Model-based fault diagnosis in electric drives using machine learning

• Published in: IEEE/ASME transactions on mechatronics Vol. 11; no. 3; pp. 290 - 303
• Main Authors: Yi Lu Murphey, Masrur, M.A., ZhiHang Chen, Baifang Zhang
• Format: Journal Article
• Language: English
• Published: New York IEEE 01.06.2006; The Institute of Electrical and Electronics Engineers, Inc. (IEEE)

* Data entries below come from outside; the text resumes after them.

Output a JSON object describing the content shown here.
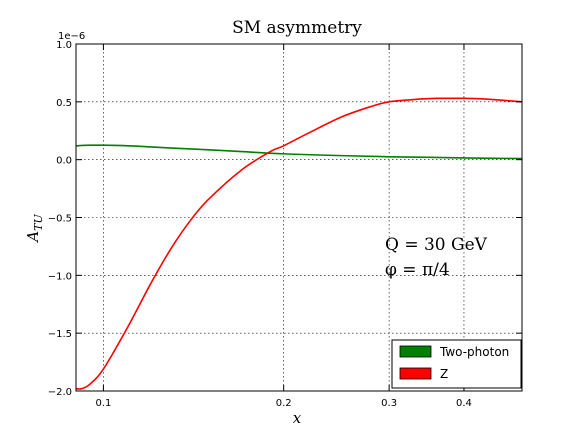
{
  "chart_data": {
    "type": "line",
    "title": "SM asymmetry",
    "xlabel": "x",
    "ylabel": "A_TU",
    "ylabel_main": "A",
    "ylabel_sub": "TU",
    "y_scale_label": "1e−6",
    "xscale": "log",
    "xlim": [
      0.09,
      0.5
    ],
    "ylim": [
      -2.0,
      1.0
    ],
    "grid": true,
    "legend_position": "lower-right",
    "x_ticks": [
      {
        "value": 0.1,
        "label": "0.1"
      },
      {
        "value": 0.2,
        "label": "0.2"
      },
      {
        "value": 0.3,
        "label": "0.3"
      },
      {
        "value": 0.4,
        "label": "0.4"
      }
    ],
    "y_ticks": [
      {
        "value": 1.0,
        "label": "1.0"
      },
      {
        "value": 0.5,
        "label": "0.5"
      },
      {
        "value": 0.0,
        "label": "0.0"
      },
      {
        "value": -0.5,
        "label": "−0.5"
      },
      {
        "value": -1.0,
        "label": "−1.0"
      },
      {
        "value": -1.5,
        "label": "−1.5"
      },
      {
        "value": -2.0,
        "label": "−2.0"
      }
    ],
    "annotations": [
      "Q = 30 GeV",
      "φ = π/4"
    ],
    "series": [
      {
        "name": "Two-photon",
        "color": "#008000",
        "x": [
          0.09,
          0.095,
          0.1,
          0.11,
          0.12,
          0.13,
          0.15,
          0.17,
          0.2,
          0.25,
          0.3,
          0.35,
          0.4,
          0.45,
          0.5
        ],
        "y": [
          0.12,
          0.125,
          0.125,
          0.12,
          0.11,
          0.1,
          0.085,
          0.07,
          0.05,
          0.035,
          0.025,
          0.02,
          0.015,
          0.012,
          0.01
        ]
      },
      {
        "name": "Z",
        "color": "#ff0000",
        "x": [
          0.09,
          0.092,
          0.095,
          0.1,
          0.11,
          0.12,
          0.13,
          0.14,
          0.15,
          0.17,
          0.19,
          0.2,
          0.22,
          0.25,
          0.28,
          0.3,
          0.33,
          0.36,
          0.38,
          0.4,
          0.43,
          0.46,
          0.5
        ],
        "y": [
          -1.98,
          -1.98,
          -1.94,
          -1.81,
          -1.44,
          -1.07,
          -0.76,
          -0.52,
          -0.34,
          -0.09,
          0.07,
          0.12,
          0.23,
          0.37,
          0.46,
          0.5,
          0.52,
          0.53,
          0.53,
          0.53,
          0.525,
          0.515,
          0.5
        ]
      }
    ]
  }
}
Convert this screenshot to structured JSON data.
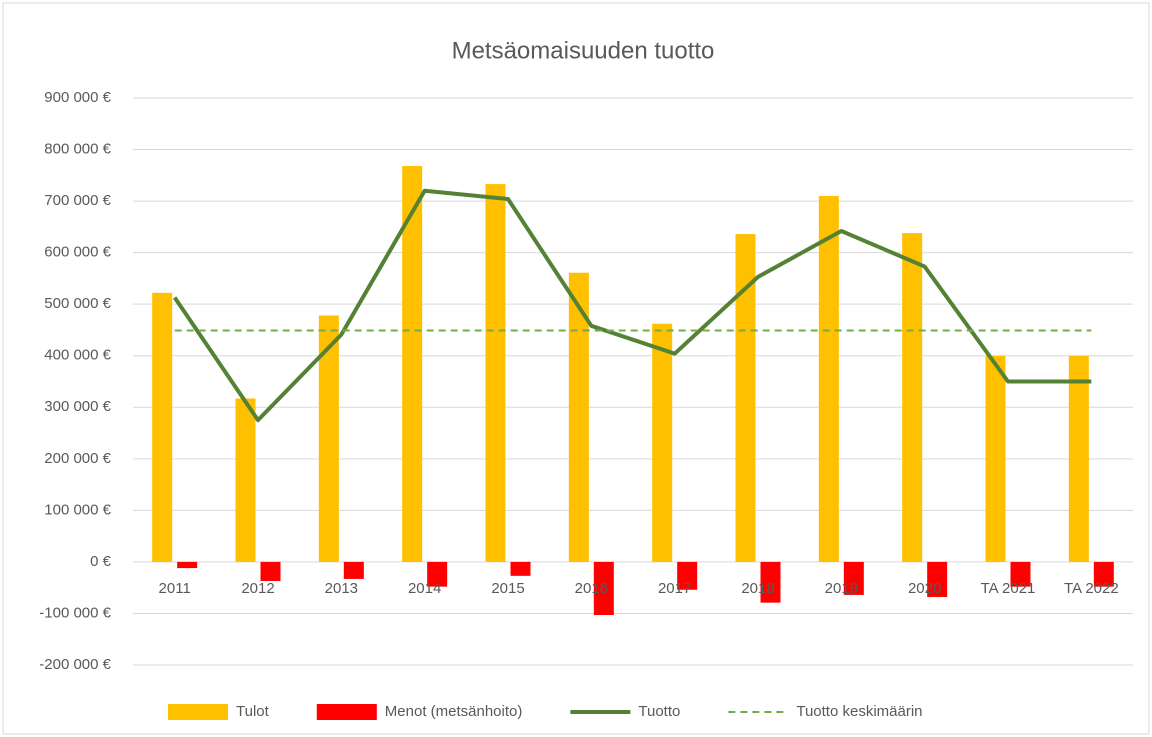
{
  "chart_data": {
    "type": "bar",
    "title": "Metsäomaisuuden tuotto",
    "categories": [
      "2011",
      "2012",
      "2013",
      "2014",
      "2015",
      "2016",
      "2017",
      "2018",
      "2019",
      "2020",
      "TA 2021",
      "TA 2022"
    ],
    "series": [
      {
        "name": "Tulot",
        "type": "bar",
        "color": "#ffc000",
        "values": [
          522000,
          317000,
          478000,
          768000,
          733000,
          561000,
          462000,
          636000,
          710000,
          638000,
          400000,
          400000
        ]
      },
      {
        "name": "Menot (metsänhoito)",
        "type": "bar",
        "color": "#ff0000",
        "values": [
          -12000,
          -37000,
          -33000,
          -48000,
          -27000,
          -103000,
          -54000,
          -79000,
          -64000,
          -68000,
          -48000,
          -48000
        ]
      },
      {
        "name": "Tuotto",
        "type": "line",
        "color": "#548235",
        "values": [
          513000,
          275000,
          441000,
          720000,
          704000,
          458000,
          404000,
          553000,
          642000,
          573000,
          350000,
          350000
        ]
      },
      {
        "name": "Tuotto keskimäärin",
        "type": "line",
        "dashed": true,
        "color": "#70ad47",
        "values": [
          449000,
          449000,
          449000,
          449000,
          449000,
          449000,
          449000,
          449000,
          449000,
          449000,
          449000,
          449000
        ]
      }
    ],
    "ylim": [
      -200000,
      900000
    ],
    "yticks": [
      {
        "value": -200000,
        "label": "-200 000 €"
      },
      {
        "value": -100000,
        "label": "-100 000 €"
      },
      {
        "value": 0,
        "label": "0 €"
      },
      {
        "value": 100000,
        "label": "100 000 €"
      },
      {
        "value": 200000,
        "label": "200 000 €"
      },
      {
        "value": 300000,
        "label": "300 000 €"
      },
      {
        "value": 400000,
        "label": "400 000 €"
      },
      {
        "value": 500000,
        "label": "500 000 €"
      },
      {
        "value": 600000,
        "label": "600 000 €"
      },
      {
        "value": 700000,
        "label": "700 000 €"
      },
      {
        "value": 800000,
        "label": "800 000 €"
      },
      {
        "value": 900000,
        "label": "900 000 €"
      }
    ],
    "grid": true,
    "legend": "bottom"
  }
}
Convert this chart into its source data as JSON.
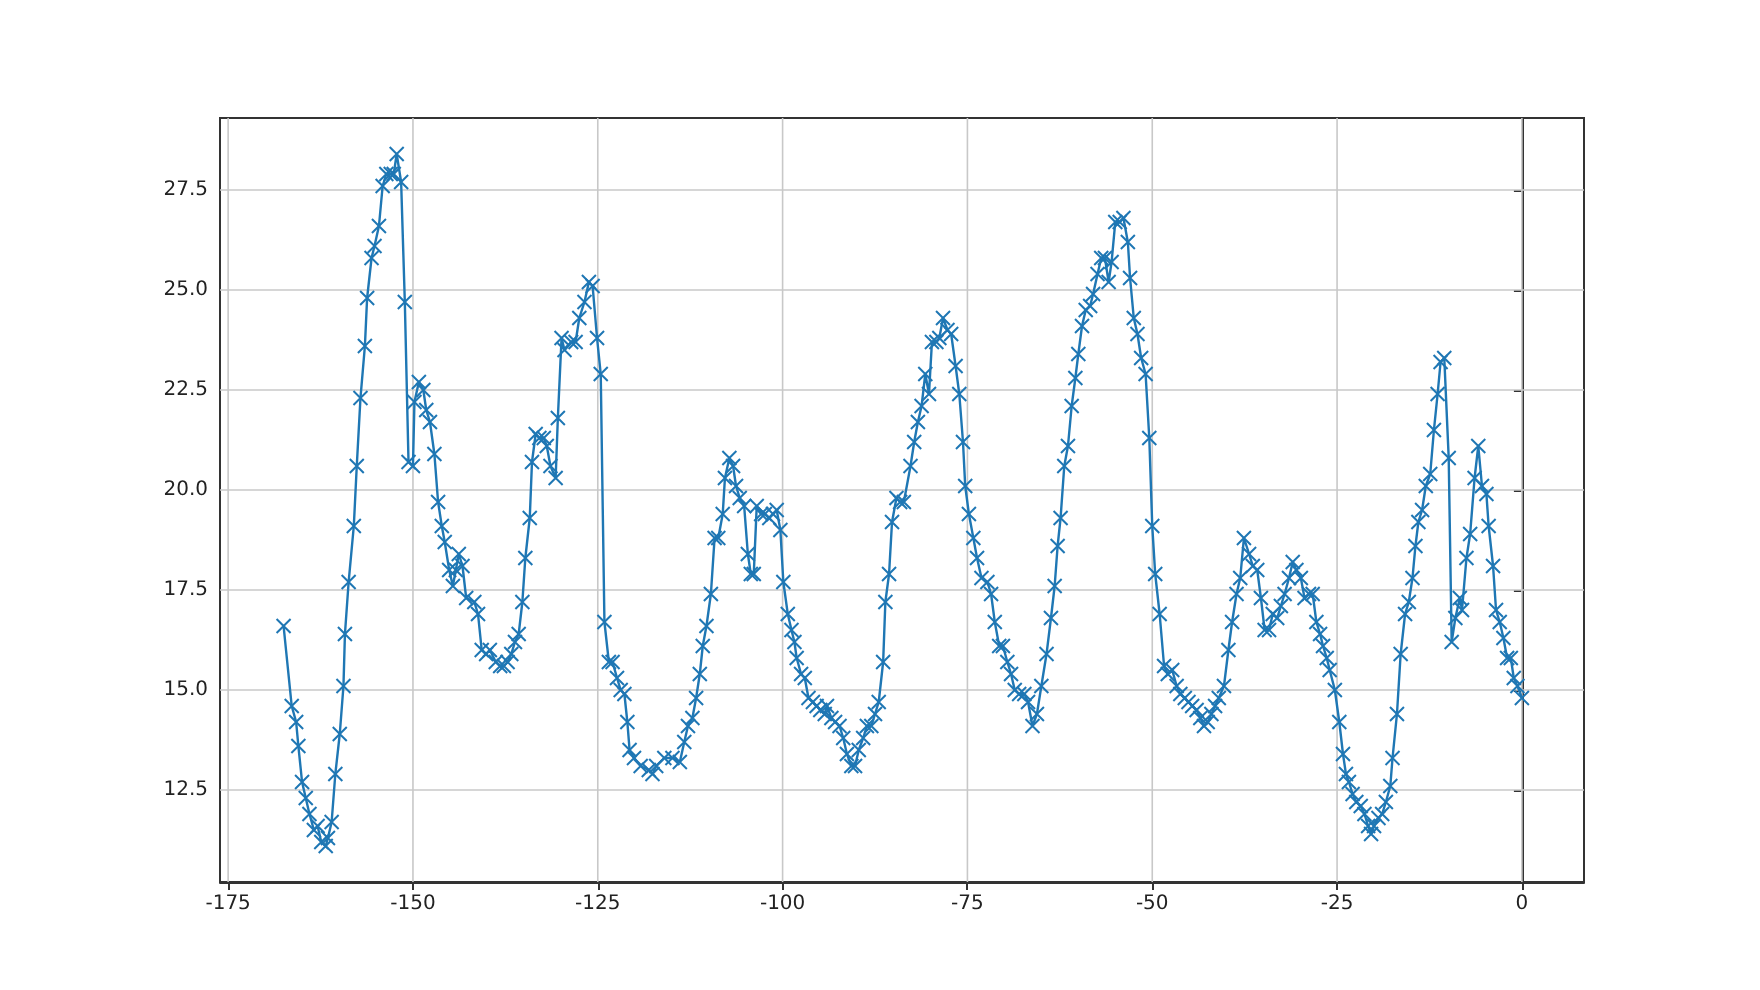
{
  "chart_data": {
    "type": "line",
    "marker": "cross",
    "grid": true,
    "line_style": "solid",
    "xlim": [
      -176.1,
      8.4
    ],
    "ylim": [
      10.2,
      29.3
    ],
    "xticks": [
      -175,
      -150,
      -125,
      -100,
      -75,
      -50,
      -25,
      0
    ],
    "yticks": [
      {
        "value": 12.5,
        "label": "12.5"
      },
      {
        "value": 15,
        "label": "15.0"
      },
      {
        "value": 17.5,
        "label": "17.5"
      },
      {
        "value": 20,
        "label": "20.0"
      },
      {
        "value": 22.5,
        "label": "22.5"
      },
      {
        "value": 25,
        "label": "25.0"
      },
      {
        "value": 27.5,
        "label": "27.5"
      }
    ],
    "series": [
      {
        "color": "#1f77b4",
        "x": [
          -167.5,
          -166.4,
          -165.8,
          -165.5,
          -165.0,
          -164.5,
          -164.0,
          -163.4,
          -162.9,
          -162.4,
          -161.8,
          -161.5,
          -161.0,
          -160.5,
          -159.9,
          -159.4,
          -159.2,
          -158.7,
          -158.0,
          -157.6,
          -157.1,
          -156.5,
          -156.2,
          -155.6,
          -155.2,
          -154.6,
          -154.1,
          -153.6,
          -153.0,
          -152.6,
          -152.2,
          -151.6,
          -151.1,
          -150.6,
          -150.0,
          -149.8,
          -149.2,
          -148.6,
          -148.2,
          -147.7,
          -147.1,
          -146.6,
          -146.1,
          -145.7,
          -145.1,
          -144.6,
          -144.2,
          -143.8,
          -143.3,
          -142.8,
          -141.7,
          -141.2,
          -140.7,
          -140.1,
          -139.6,
          -138.8,
          -138.2,
          -137.7,
          -137.2,
          -136.7,
          -136.2,
          -135.7,
          -135.2,
          -134.8,
          -134.2,
          -133.9,
          -133.4,
          -132.9,
          -132.3,
          -131.9,
          -131.4,
          -130.7,
          -130.4,
          -129.9,
          -129.5,
          -128.6,
          -128.0,
          -127.5,
          -126.8,
          -126.2,
          -125.7,
          -125.1,
          -124.6,
          -124.1,
          -123.5,
          -123.0,
          -122.4,
          -121.9,
          -121.4,
          -121.0,
          -120.7,
          -120.1,
          -119.2,
          -118.1,
          -117.6,
          -117.1,
          -116.0,
          -114.9,
          -113.9,
          -113.3,
          -112.8,
          -112.2,
          -111.7,
          -111.2,
          -110.8,
          -110.3,
          -109.7,
          -109.2,
          -108.7,
          -108.1,
          -107.8,
          -107.2,
          -106.7,
          -106.3,
          -105.8,
          -105.2,
          -104.7,
          -104.3,
          -103.9,
          -103.5,
          -102.9,
          -102.4,
          -101.8,
          -101.3,
          -100.8,
          -100.3,
          -99.9,
          -99.3,
          -98.8,
          -98.4,
          -98.1,
          -97.5,
          -97.0,
          -96.5,
          -95.9,
          -95.4,
          -94.9,
          -94.3,
          -94.0,
          -93.4,
          -92.9,
          -92.3,
          -91.8,
          -91.3,
          -90.7,
          -90.2,
          -89.7,
          -89.1,
          -88.6,
          -88.0,
          -87.5,
          -87.0,
          -86.4,
          -86.1,
          -85.6,
          -85.2,
          -84.6,
          -84.1,
          -83.6,
          -82.7,
          -82.2,
          -81.7,
          -81.2,
          -80.7,
          -80.2,
          -79.8,
          -79.2,
          -78.8,
          -78.3,
          -77.7,
          -77.2,
          -76.6,
          -76.1,
          -75.6,
          -75.3,
          -74.8,
          -74.2,
          -73.7,
          -73.1,
          -72.3,
          -71.8,
          -71.3,
          -70.7,
          -70.2,
          -69.6,
          -69.1,
          -68.6,
          -68.0,
          -67.3,
          -66.8,
          -66.2,
          -65.6,
          -65.0,
          -64.3,
          -63.7,
          -63.2,
          -62.8,
          -62.4,
          -61.9,
          -61.4,
          -60.9,
          -60.4,
          -60.0,
          -59.5,
          -59.0,
          -58.4,
          -58.0,
          -57.4,
          -56.9,
          -56.4,
          -55.9,
          -55.5,
          -55.0,
          -54.4,
          -53.9,
          -53.3,
          -53.0,
          -52.5,
          -52.0,
          -51.5,
          -50.9,
          -50.4,
          -50.0,
          -49.6,
          -49.0,
          -48.4,
          -47.9,
          -47.3,
          -46.7,
          -46.2,
          -45.6,
          -45.1,
          -44.6,
          -44.0,
          -43.5,
          -43.0,
          -42.5,
          -42.0,
          -41.5,
          -41.0,
          -40.3,
          -39.7,
          -39.2,
          -38.6,
          -38.1,
          -37.6,
          -36.9,
          -36.4,
          -35.8,
          -35.3,
          -34.8,
          -34.2,
          -33.7,
          -33.1,
          -32.6,
          -32.1,
          -31.5,
          -31.0,
          -30.5,
          -29.9,
          -29.4,
          -28.8,
          -28.3,
          -27.8,
          -27.3,
          -26.9,
          -26.4,
          -26.0,
          -25.3,
          -24.7,
          -24.2,
          -23.8,
          -23.4,
          -22.9,
          -22.4,
          -21.8,
          -21.3,
          -20.8,
          -20.4,
          -20.0,
          -19.4,
          -18.9,
          -18.4,
          -17.8,
          -17.5,
          -16.9,
          -16.4,
          -15.8,
          -15.3,
          -14.8,
          -14.4,
          -14.0,
          -13.5,
          -13.0,
          -12.4,
          -11.9,
          -11.4,
          -11.0,
          -10.5,
          -9.9,
          -9.5,
          -9.0,
          -8.4,
          -8.1,
          -7.5,
          -7.0,
          -6.4,
          -5.9,
          -5.4,
          -4.8,
          -4.5,
          -3.9,
          -3.5,
          -3.0,
          -2.5,
          -2.0,
          -1.5,
          -1.1,
          -0.6,
          0.0
        ],
        "values": [
          16.6,
          14.6,
          14.2,
          13.6,
          12.7,
          12.3,
          11.9,
          11.5,
          11.6,
          11.2,
          11.1,
          11.3,
          11.7,
          12.9,
          13.9,
          15.1,
          16.4,
          17.7,
          19.1,
          20.6,
          22.3,
          23.6,
          24.8,
          25.8,
          26.1,
          26.6,
          27.6,
          27.9,
          27.9,
          27.9,
          28.4,
          27.7,
          24.7,
          20.7,
          20.6,
          22.2,
          22.7,
          22.5,
          22.0,
          21.7,
          20.9,
          19.7,
          19.1,
          18.7,
          18.0,
          17.6,
          18.0,
          18.4,
          18.1,
          17.3,
          17.2,
          16.9,
          16.0,
          15.9,
          16.0,
          15.7,
          15.6,
          15.6,
          15.7,
          15.9,
          16.2,
          16.4,
          17.2,
          18.3,
          19.3,
          20.7,
          21.4,
          21.3,
          21.3,
          21.1,
          20.6,
          20.3,
          21.8,
          23.8,
          23.5,
          23.7,
          23.7,
          24.3,
          24.7,
          25.2,
          25.1,
          23.8,
          22.9,
          16.7,
          15.7,
          15.7,
          15.3,
          15.0,
          14.9,
          14.2,
          13.5,
          13.3,
          13.1,
          13.0,
          12.9,
          13.1,
          13.3,
          13.3,
          13.2,
          13.7,
          14.1,
          14.3,
          14.8,
          15.4,
          16.1,
          16.6,
          17.4,
          18.8,
          18.8,
          19.4,
          20.3,
          20.8,
          20.6,
          20.1,
          19.8,
          19.6,
          18.4,
          17.9,
          17.9,
          19.6,
          19.4,
          19.4,
          19.3,
          19.4,
          19.5,
          19.0,
          17.7,
          16.9,
          16.5,
          16.2,
          15.8,
          15.4,
          15.3,
          14.8,
          14.7,
          14.6,
          14.5,
          14.4,
          14.6,
          14.3,
          14.2,
          14.1,
          13.8,
          13.4,
          13.1,
          13.1,
          13.5,
          13.8,
          14.1,
          14.1,
          14.4,
          14.7,
          15.7,
          17.2,
          17.9,
          19.2,
          19.8,
          19.7,
          19.7,
          20.6,
          21.2,
          21.7,
          22.1,
          22.9,
          22.4,
          23.7,
          23.7,
          23.8,
          24.3,
          24.0,
          23.9,
          23.1,
          22.4,
          21.2,
          20.1,
          19.4,
          18.8,
          18.3,
          17.8,
          17.7,
          17.4,
          16.7,
          16.1,
          16.1,
          15.7,
          15.4,
          15.0,
          14.9,
          14.9,
          14.7,
          14.1,
          14.4,
          15.1,
          15.9,
          16.8,
          17.6,
          18.6,
          19.3,
          20.6,
          21.1,
          22.1,
          22.8,
          23.4,
          24.1,
          24.5,
          24.6,
          24.9,
          25.4,
          25.8,
          25.8,
          25.2,
          25.7,
          26.7,
          26.7,
          26.8,
          26.2,
          25.3,
          24.3,
          23.9,
          23.3,
          22.9,
          21.3,
          19.1,
          17.9,
          16.9,
          15.6,
          15.4,
          15.5,
          15.1,
          14.9,
          14.8,
          14.7,
          14.6,
          14.5,
          14.3,
          14.1,
          14.2,
          14.4,
          14.6,
          14.8,
          15.1,
          16.0,
          16.7,
          17.4,
          17.8,
          18.8,
          18.4,
          18.1,
          18.0,
          17.3,
          16.5,
          16.5,
          16.9,
          16.8,
          17.1,
          17.4,
          17.8,
          18.2,
          18.0,
          17.8,
          17.3,
          17.4,
          17.4,
          16.7,
          16.4,
          16.1,
          15.8,
          15.5,
          15.0,
          14.2,
          13.4,
          12.9,
          12.7,
          12.4,
          12.2,
          12.1,
          11.9,
          11.6,
          11.4,
          11.6,
          11.8,
          11.9,
          12.2,
          12.6,
          13.3,
          14.4,
          15.9,
          16.9,
          17.2,
          17.8,
          18.6,
          19.2,
          19.5,
          20.1,
          20.4,
          21.5,
          22.4,
          23.2,
          23.3,
          20.8,
          16.2,
          16.8,
          17.3,
          17.0,
          18.3,
          18.9,
          20.3,
          21.1,
          20.1,
          19.9,
          19.1,
          18.1,
          17.0,
          16.7,
          16.3,
          15.8,
          15.8,
          15.3,
          15.1,
          14.8
        ]
      }
    ]
  }
}
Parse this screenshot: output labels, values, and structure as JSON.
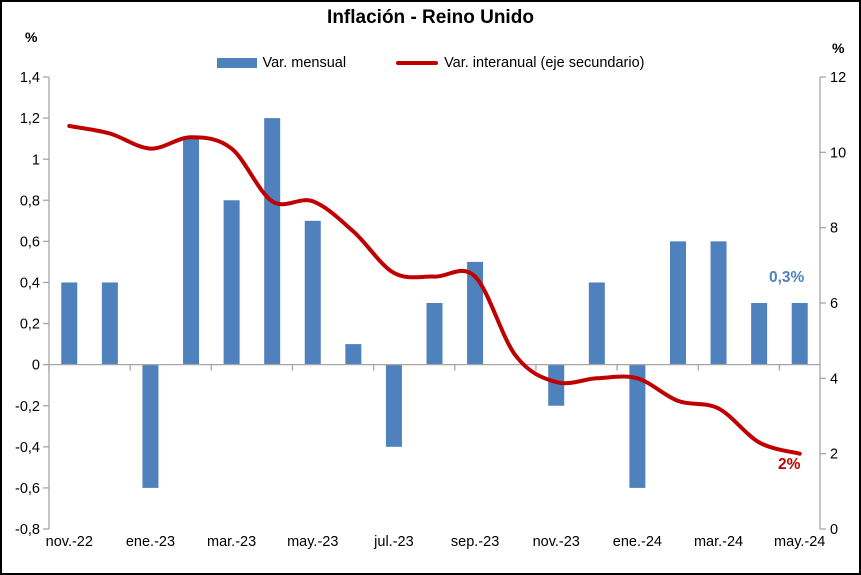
{
  "title": "Inflación - Reino Unido",
  "left_axis": {
    "unit": "%",
    "labels": [
      "1,4",
      "1,2",
      "1",
      "0,8",
      "0,6",
      "0,4",
      "0,2",
      "0",
      "-0,2",
      "-0,4",
      "-0,6",
      "-0,8"
    ],
    "values": [
      1.4,
      1.2,
      1,
      0.8,
      0.6,
      0.4,
      0.2,
      0,
      -0.2,
      -0.4,
      -0.6,
      -0.8
    ]
  },
  "right_axis": {
    "unit": "%",
    "labels": [
      "12",
      "10",
      "8",
      "6",
      "4",
      "2",
      "0"
    ],
    "values": [
      12,
      10,
      8,
      6,
      4,
      2,
      0
    ]
  },
  "legend": {
    "items": [
      {
        "label": "Var. mensual",
        "type": "bar"
      },
      {
        "label": "Var. interanual (eje secundario)",
        "type": "line"
      }
    ]
  },
  "annotations": {
    "bar_label": "0,3%",
    "line_label": "2%"
  },
  "colors": {
    "bar": "#4F81BD",
    "line": "#C00000",
    "axis": "#A6A6A6",
    "text": "#000000"
  },
  "chart_data": {
    "type": "combo",
    "categories": [
      "nov.-22",
      "dic.-22",
      "ene.-23",
      "feb.-23",
      "mar.-23",
      "abr.-23",
      "may.-23",
      "jun.-23",
      "jul.-23",
      "ago.-23",
      "sep.-23",
      "oct.-23",
      "nov.-23",
      "dic.-23",
      "ene.-24",
      "feb.-24",
      "mar.-24",
      "abr.-24",
      "may.-24"
    ],
    "series": [
      {
        "name": "Var. mensual",
        "type": "bar",
        "axis": "left",
        "color": "#4F81BD",
        "values": [
          0.4,
          0.4,
          -0.6,
          1.1,
          0.8,
          1.2,
          0.7,
          0.1,
          -0.4,
          0.3,
          0.5,
          0.0,
          -0.2,
          0.4,
          -0.6,
          0.6,
          0.6,
          0.3,
          0.3
        ]
      },
      {
        "name": "Var. interanual (eje secundario)",
        "type": "line",
        "axis": "right",
        "color": "#C00000",
        "values": [
          10.7,
          10.5,
          10.1,
          10.4,
          10.1,
          8.7,
          8.7,
          7.9,
          6.8,
          6.7,
          6.7,
          4.6,
          3.9,
          4.0,
          4.0,
          3.4,
          3.2,
          2.3,
          2.0
        ]
      }
    ],
    "title": "Inflación - Reino Unido",
    "xlabel": "",
    "ylabel_left": "%",
    "ylabel_right": "%",
    "left_ylim": [
      -0.8,
      1.4
    ],
    "right_ylim": [
      0,
      12
    ],
    "x_tick_indices": [
      0,
      2,
      4,
      6,
      8,
      10,
      12,
      14,
      16,
      18
    ],
    "x_tick_labels": [
      "nov.-22",
      "ene.-23",
      "mar.-23",
      "may.-23",
      "jul.-23",
      "sep.-23",
      "nov.-23",
      "ene.-24",
      "mar.-24",
      "may.-24"
    ],
    "grid": false,
    "legend_position": "top"
  }
}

• Subjects: Artificial intelligence; Automotive engineering; Computer simulation; Diagnostic systems; Electric drives; Electric motors; Electric power generation; electric vehicle; Electrical fault detection; Electronics industry; Fault diagnosis; Faults; field-oriented control (FOC); fuzzy techniques; hybrid vehicle; inverter; Inverters; Machine learning; model-based diagnostics; motor; neural network; Neural networks; Power electronics; Power system modeling; Studies
• ISSN: 1083-4435; 1941-014X
• DOI: 10.1109/TMECH.2006.875568

Electric motor and power electronics-based inverter are the major components in industrial and automotive electric drives. In this paper, we present a model-based fault diagnostics system developed using a machine learning technology for detecting and locating multiple classes of faults in an electric drive. Power electronics inverter can be considered to be the weakest link in such a system from hardware failure point of view; hence, this work is focused on detecting faults and finding which switches in the inverter cause the faults. A simulation model has been developed based on the theoretical foundations of electric drives to simulate the normal condition, all single-switch and post-short-circuit faults. A machine learning algorithm has been developed to automatically select a set of representative operating points in the (torque, speed) domain, which in turn is sent to the simulated electric drive model to generate signals for the training of a diagnostic neural network, fault diagnostic neural network (FDNN). We validated the capability of the FDNN on data generated by an experimental bench setup. Our research demonstrates that with a robust machine learning approach, a diagnostic system can be trained based on a simulated electric drive model, which can lead to a correct classification of faults over a wide operating domain.